While some of the grander swings of the album’s second half inevitably succumb to bloat—it’s as if Keely can’t resist soundtracking the Final Fantasy fan fiction in his head—the record is at its best when it goes small. Bleed Here Now’s sweetest song is its most intimate: “Growing Divide,” a tender, finger-picked plea for climate action in the face of partisan stalemates. “Don’t let the sight of a growing divide make you give up on humanity,” Keely harmonizes with Spoon’s Britt Daniel, their voices enveloping each other for maximum warmth over the sounds of the cresting ocean.
It’s a testament to how approachable, how pleasantly hummable, so many of these songs are that they overshadow the album’s gimmick: It was mixed in quadrophonic sound, a four-channel surround mix considered state-of-the-art in the ’70s but that hasn’t been used much since.

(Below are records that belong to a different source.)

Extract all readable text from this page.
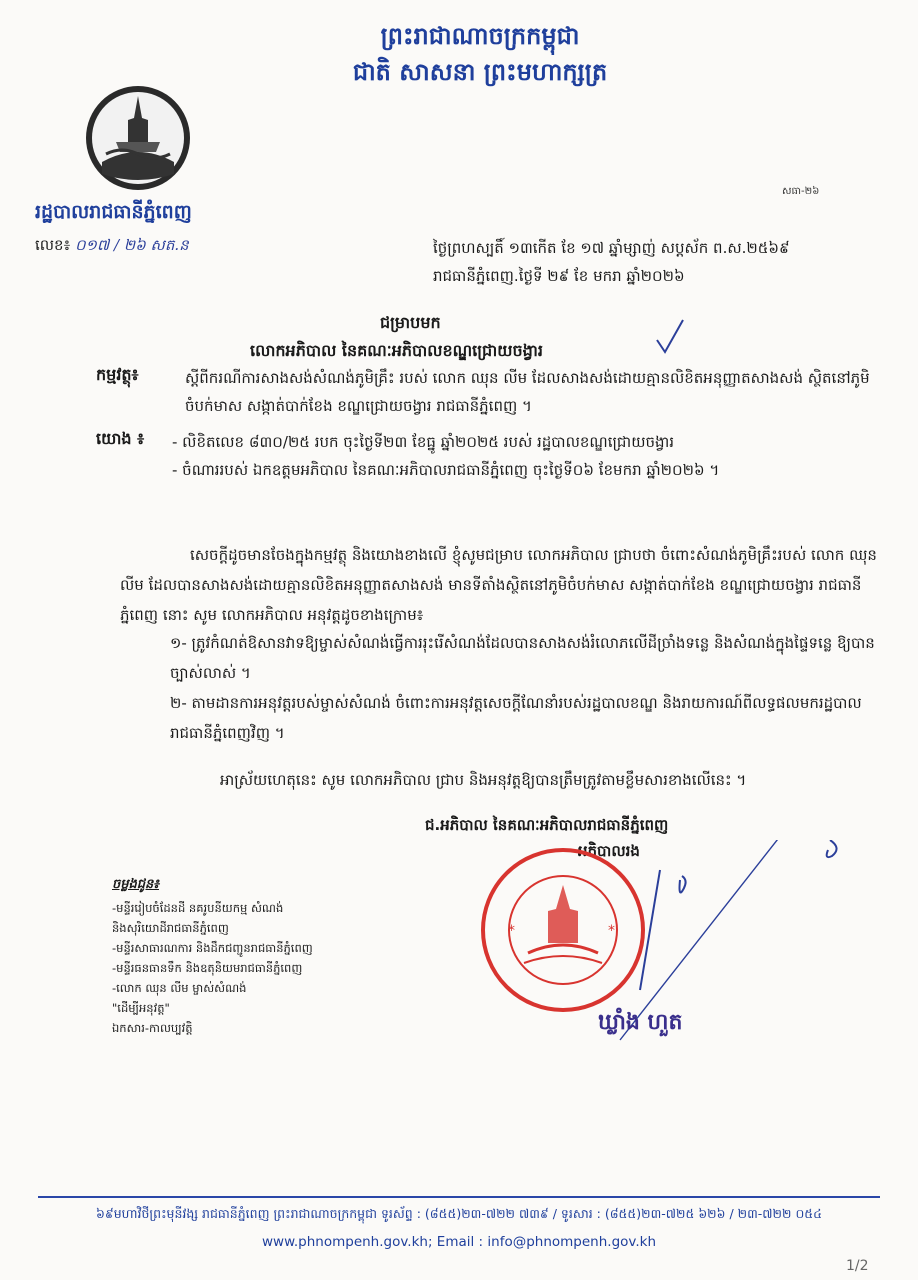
ព្រះរាជាណាចក្រកម្ពុជា
ជាតិ សាសនា ព្រះមហាក្សត្រ
រដ្ឋបាលរាជធានីភ្នំពេញ
សធា-២៦
លេខ៖ ០១៧ / ២៦ សត.ន	ថ្ងៃព្រហស្បតិ៍ ១៣កើត ខែ ១៧ ឆ្នាំម្សាញ់ សប្តស័ក ព.ស.២៥៦៩
រាជធានីភ្នំពេញ.ថ្ងៃទី ២៩ ខែ មករា ឆ្នាំ២០២៦
ជម្រាបមក
លោកអភិបាល នៃគណៈអភិបាលខណ្ឌជ្រោយចង្វារ
កម្មវត្ថុ៖	ស្តីពីករណីការសាងសង់សំណង់ភូមិគ្រឹះ របស់ លោក ឈុន លីម ដែលសាងសង់ដោយគ្មានលិខិតអនុញ្ញាតសាងសង់ ស្ថិតនៅភូមិចំបក់មាស សង្កាត់បាក់ខែង ខណ្ឌជ្រោយចង្វារ រាជធានីភ្នំពេញ ។
យោង ៖ - លិខិតលេខ ៨៣០/២៥ របក ចុះថ្ងៃទី២៣ ខែធ្នូ ឆ្នាំ២០២៥ របស់ រដ្ឋបាលខណ្ឌជ្រោយចង្វារ
- ចំណាររបស់ ឯកឧត្តមអភិបាល នៃគណៈអភិបាលរាជធានីភ្នំពេញ ចុះថ្ងៃទី០៦ ខែមករា ឆ្នាំ២០២៦ ។
សេចក្តីដូចមានចែងក្នុងកម្មវត្ថុ និងយោងខាងលើ ខ្ញុំសូមជម្រាប លោកអភិបាល ជ្រាបថា ចំពោះសំណង់ភូមិគ្រឹះរបស់ លោក ឈុន លីម ដែលបានសាងសង់ដោយគ្មានលិខិតអនុញ្ញាតសាងសង់ មានទីតាំងស្ថិតនៅភូមិចំបក់មាស សង្កាត់បាក់ខែង ខណ្ឌជ្រោយចង្វារ រាជធានីភ្នំពេញ នោះ សូម លោកអភិបាល អនុវត្តដូចខាងក្រោម៖
១- ត្រូវកំណត់ឱសានវាទឱ្យម្ចាស់សំណង់ធ្វើការរុះរើសំណង់ដែលបានសាងសង់រំលោភលើដីច្រាំងទន្លេ និងសំណង់ក្នុងផ្ទៃទន្លេ ឱ្យបានច្បាស់លាស់ ។
២- តាមដានការអនុវត្តរបស់ម្ចាស់សំណង់ ចំពោះការអនុវត្តសេចក្តីណែនាំរបស់រដ្ឋបាលខណ្ឌ និងរាយការណ៍ពីលទ្ធផលមករដ្ឋបាលរាជធានីភ្នំពេញវិញ ។
អាស្រ័យហេតុនេះ សូម លោកអភិបាល ជ្រាប និងអនុវត្តឱ្យបានត្រឹមត្រូវតាមខ្លឹមសារខាងលើនេះ ។
ជ.អភិបាល នៃគណៈអភិបាលរាជធានីភ្នំពេញ
អភិបាលរង
*	*
ឃ្លាំង ហួត
ចម្លងជូន៖
-មន្ទីររៀបចំដែនដី នគរូបនីយកម្ម សំណង់
និងសុរិយោដីរាជធានីភ្នំពេញ
-មន្ទីរសាធារណការ និងដឹកជញ្ជូនរាជធានីភ្នំពេញ
-មន្ទីរធនធានទឹក និងឧតុនិយមរាជធានីភ្នំពេញ
-លោក ឈុន លីម ម្ចាស់សំណង់
"ដើម្បីអនុវត្ត"
ឯកសារ-កាលប្បវត្តិ
៦៩មហាវិថីព្រះមុនីវង្ស រាជធានីភ្នំពេញ ព្រះរាជាណាចក្រកម្ពុជា ទូរស័ព្ទ : (៨៥៥)២៣-៧២២ ៧៣៩ / ទូរសារ : (៨៥៥)២៣-៧២៥ ៦២៦ / ២៣-៧២២ ០៥៤
www.phnompenh.gov.kh; Email : info@phnompenh.gov.kh
1/2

You can imagine how rich that might sound, with all that drum separation and all those strings and synthesizers waltzing back and forth between speakers, Zaireeka-style. But you’ll probably have to leave it to your imagination, since nobody outside of the most dedicated Steve Hoffman forum users will have the setup to hear it the way it was intended. It’s endearing, really, the way this band goes the extra mile, even when it hardly matters, but the best thing about Bleed Here Now is how it rarely feels like work, despite all the work that clearly went into it. In their own overachieving way, Trail of Dead have made a hangout record.